Frankfurter Allgemeine Zeitung - Rezension
Frankfurter Allgemeine Zeitung | Besprechung von 29.12.2015

Das Ende der Selbstzensur eines Nobelpreisträgers
Kenzaburo Oe gibt seine seit 1961 nicht mehr publizierte Erzählung "Tod eines politischen Jungen" erstmals frei

Wenn in Japan ein Verleger nach der Publikation eines Textes eine schriftliche Erklärung folgenden Inhalts abgibt: "Wir gestehen offen ein, dass sich in besagtem Werk, ungeachtet seines fiktionalen Charakters, Elemente finden, die Unannehmlichkeiten bereitet haben, und bitten dafür zutiefst um Entschuldigung", dann ist dieser Text diskreditiert. So geschah es 1961 einer Erzählung von Kenzaburo Oe, dem späteren Literaturnobelpreisträger. Oe war damals 26 Jahre alt und galt als ein junger Wilder der japanischen Literatur. In seinen frühen Romanen und Erzählungen brachte er gesellschafts- und geschichtskritische Betrachtungen genauso zum Ausdruck wie explizite Sexualität. Letzteres bedeutete in der japanischen Literaturtradition zwar nichts Neues, doch im Zusammenhang mit der kritischen Haltung des Autors wurde das Verhalten von Oes Figuren als obszön empfunden - weil ihre sexuellen Handlungen wechselseitig mit den politischen Ansichten zur Charakterisierung herangezogen wurden. Damit, nicht mit der Explizität, war ein landesspezifisches Tabu berührt.

Oe hatte 1961 im Januarheft der Literaturzeitschrift "Bungakukei" eine lange Erzählung namens "Seventeen" veröffentlicht, die einen jungen Rechtsextremisten zum Gegenstand hat, der mit seinen Gesinnungsgenossen gegen die Studenten antritt, die 1960 auf die Straße gehen, um gegen den Sicherheitsvertrag zwischen Japan und den Vereinigten Staaten zu protestieren. Die realen Ereignisse waren die erste innere Zerreißprobe für die junge japanische Demokratie, und die resultierenden Gräben brachten Links- und Rechtsextremisten in eine Oppositionsstellung, die sich bis in die siebziger Jahre hinein ständig radikalisierte. Das spürten mehrere Schriftsteller voraus, besonders Yukio Mishima, der sich auf rechter Seite als politischer Ästhet profilierte, und auf der Gegenseite eben Oe, der dem siebzehnjährigen Protagonisten seiner Erzählung ein Psychogramm verpasste, das jeden nationalkonservativen Japaner empören musste. Und deren gab es auch nach der Kriegsniederlage von 1945 viele.

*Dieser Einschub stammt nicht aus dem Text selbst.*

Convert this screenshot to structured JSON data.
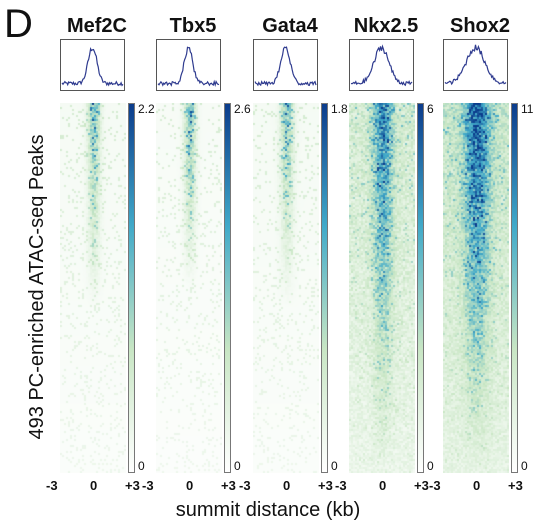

Oe arbeitete die tatsächlichen Ereignisse des Jahres 1960 in seine Literatur ein. Vor allem interessierte ihn die Ermordung von Inejiro Asanuma, des Vorsitzenden der Sozialistischen Partei, durch den Schüler Otoja Yamaguchi, der zum Vorbild des namenlosen Siebzehnjährigen der Erzählung wurde. Einen Monat später veröffentlichte Oe wieder in der gleichen Zeitschrift eine zweite Erzählung, die zwar den Titel "Seiji shonen shisu" (Tod eines politischen Jungen), aber zugleich den Zusatz "Seventeen, Teil II, Ende" trug. Darin schilderte Oe die weitere Radikalisierung seines Ich-Erzählers bis hin zu einem Mord, der genau dem an Asanuma entspricht. Die Fortsetzung schließt mit dem Selbstmord des Siebzehnjährigen in Untersuchungshaft, auch das nach dem realen Vorbild geschildert.

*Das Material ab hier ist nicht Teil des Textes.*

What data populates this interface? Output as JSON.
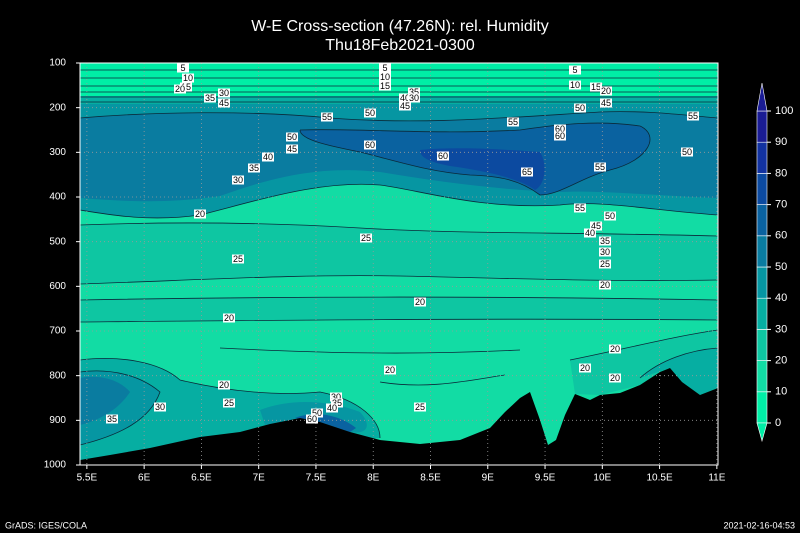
{
  "chart_data": {
    "type": "contour",
    "title": "W-E Cross-section (47.26N): rel. Humidity",
    "subtitle": "Thu18Feb2021-0300",
    "xlim": [
      5.44,
      11.01
    ],
    "xticks": [
      {
        "value": 5.5,
        "label": "5.5E"
      },
      {
        "value": 6,
        "label": "6E"
      },
      {
        "value": 6.5,
        "label": "6.5E"
      },
      {
        "value": 7,
        "label": "7E"
      },
      {
        "value": 7.5,
        "label": "7.5E"
      },
      {
        "value": 8,
        "label": "8E"
      },
      {
        "value": 8.5,
        "label": "8.5E"
      },
      {
        "value": 9,
        "label": "9E"
      },
      {
        "value": 9.5,
        "label": "9.5E"
      },
      {
        "value": 10,
        "label": "10E"
      },
      {
        "value": 10.5,
        "label": "10.5E"
      },
      {
        "value": 11,
        "label": "11E"
      }
    ],
    "ylim": [
      1000,
      100
    ],
    "yticks": [
      100,
      200,
      300,
      400,
      500,
      600,
      700,
      800,
      900,
      1000
    ],
    "grid": true,
    "colorbar": {
      "ticks": [
        0,
        10,
        20,
        30,
        40,
        50,
        60,
        70,
        80,
        90,
        100
      ],
      "colors": [
        "#00eea6",
        "#12dca4",
        "#0ec6a2",
        "#06aea2",
        "#0696a2",
        "#0a7ca0",
        "#0a62a0",
        "#0c4aa0",
        "#1232a0",
        "#1a1c94"
      ]
    },
    "contour_labels": [
      5,
      10,
      15,
      20,
      35,
      30,
      45,
      5,
      10,
      15,
      40,
      35,
      30,
      45,
      50,
      55,
      55,
      60,
      60,
      50,
      5,
      10,
      15,
      20,
      45,
      55,
      50,
      50,
      45,
      60,
      60,
      65,
      55,
      40,
      35,
      30,
      20,
      55,
      45,
      50,
      40,
      35,
      30,
      25,
      20,
      25,
      25,
      20,
      20,
      20,
      20,
      20,
      20,
      20,
      25,
      30,
      35,
      25,
      30,
      35,
      40,
      50,
      60
    ],
    "footer_left": "GrADS: IGES/COLA",
    "footer_right": "2021-02-16-04:53"
  }
}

Literarische Freiheit nahm sich Oe dagegen bei den Erlebnissen und Reflexionen seines Erzählers, aus denen er ein Generationenporträt der kurz vor Kriegsende Geborenen komponiert, die den verlorengegangenen Halt, den die Älteren noch im Nationalismus hatten, kompensieren müssen durch jeweils andere metaphysische Bezüge. War in "Seventeen" gerade die erwachende Sexualität ein Mittel der Neuorientierung, verabschiedet Oes Protagonist sich in der Fortsetzung nach einem deprimierenden Beischlaferlebnis davon und setzt sich eine symbolkräftige Gewalttat zum Ziel: "ich verachtete jetzt diese einzelnen, kleinen Erektionen und Orgasmen; ich sparte meine Samen und meine sexuelle Energie für die große Erektion, den großen Orgasmus, in den ich mein gesamtes Leben setzen würde, genau wie in meiner Offenbarung." Im Sterben für den durch die Entgöttlichung von 1945 gedemütigten japanischen Kaiser erkennt der Siebzehnjährige nun seinen Lebenszweck.

Als "Tod eines politischen Jungen" im Februar 1961 erschien, war gerade ein anderer Zeitschriftenverleger, der eine die nationalistische Kaisertreue kritisierende Erzählung veröffentlicht hatte, von einem jugendlichen Rechtsradikalen überfallen, seine Ehefrau dabei verletzt und eine Bedienstete ermordet worden. Vor diesem Hintergrund entstand die eingangs zitierte schriftliche Entschuldigung von Oes Verleger, die im Märzheft von "Bungakukei" erschien. Damit war aber auch der Schriftsteller selbst diskreditiert, und Oe zog einen konsequent japanischen Entschluss: Er verbot jeden Nachdruck der Erzählung - "Seventeen" dagegen wurde weiter publiziert - und ließ in Zusammenarbeit mit dem Verlag die entsprechenden Seiten aus sämtlichen Exemplaren des Februarheftes, deren man habhaft werden konnte, entfernen. Das betraf vor allem die Ausgaben, die in öffentlichen oder Universitätsbibliotheken lagen, so dass der Text tatsächlich kaum mehr aufgefunden werden konnte. Übersetzt werden durfte er natürlich auch nicht.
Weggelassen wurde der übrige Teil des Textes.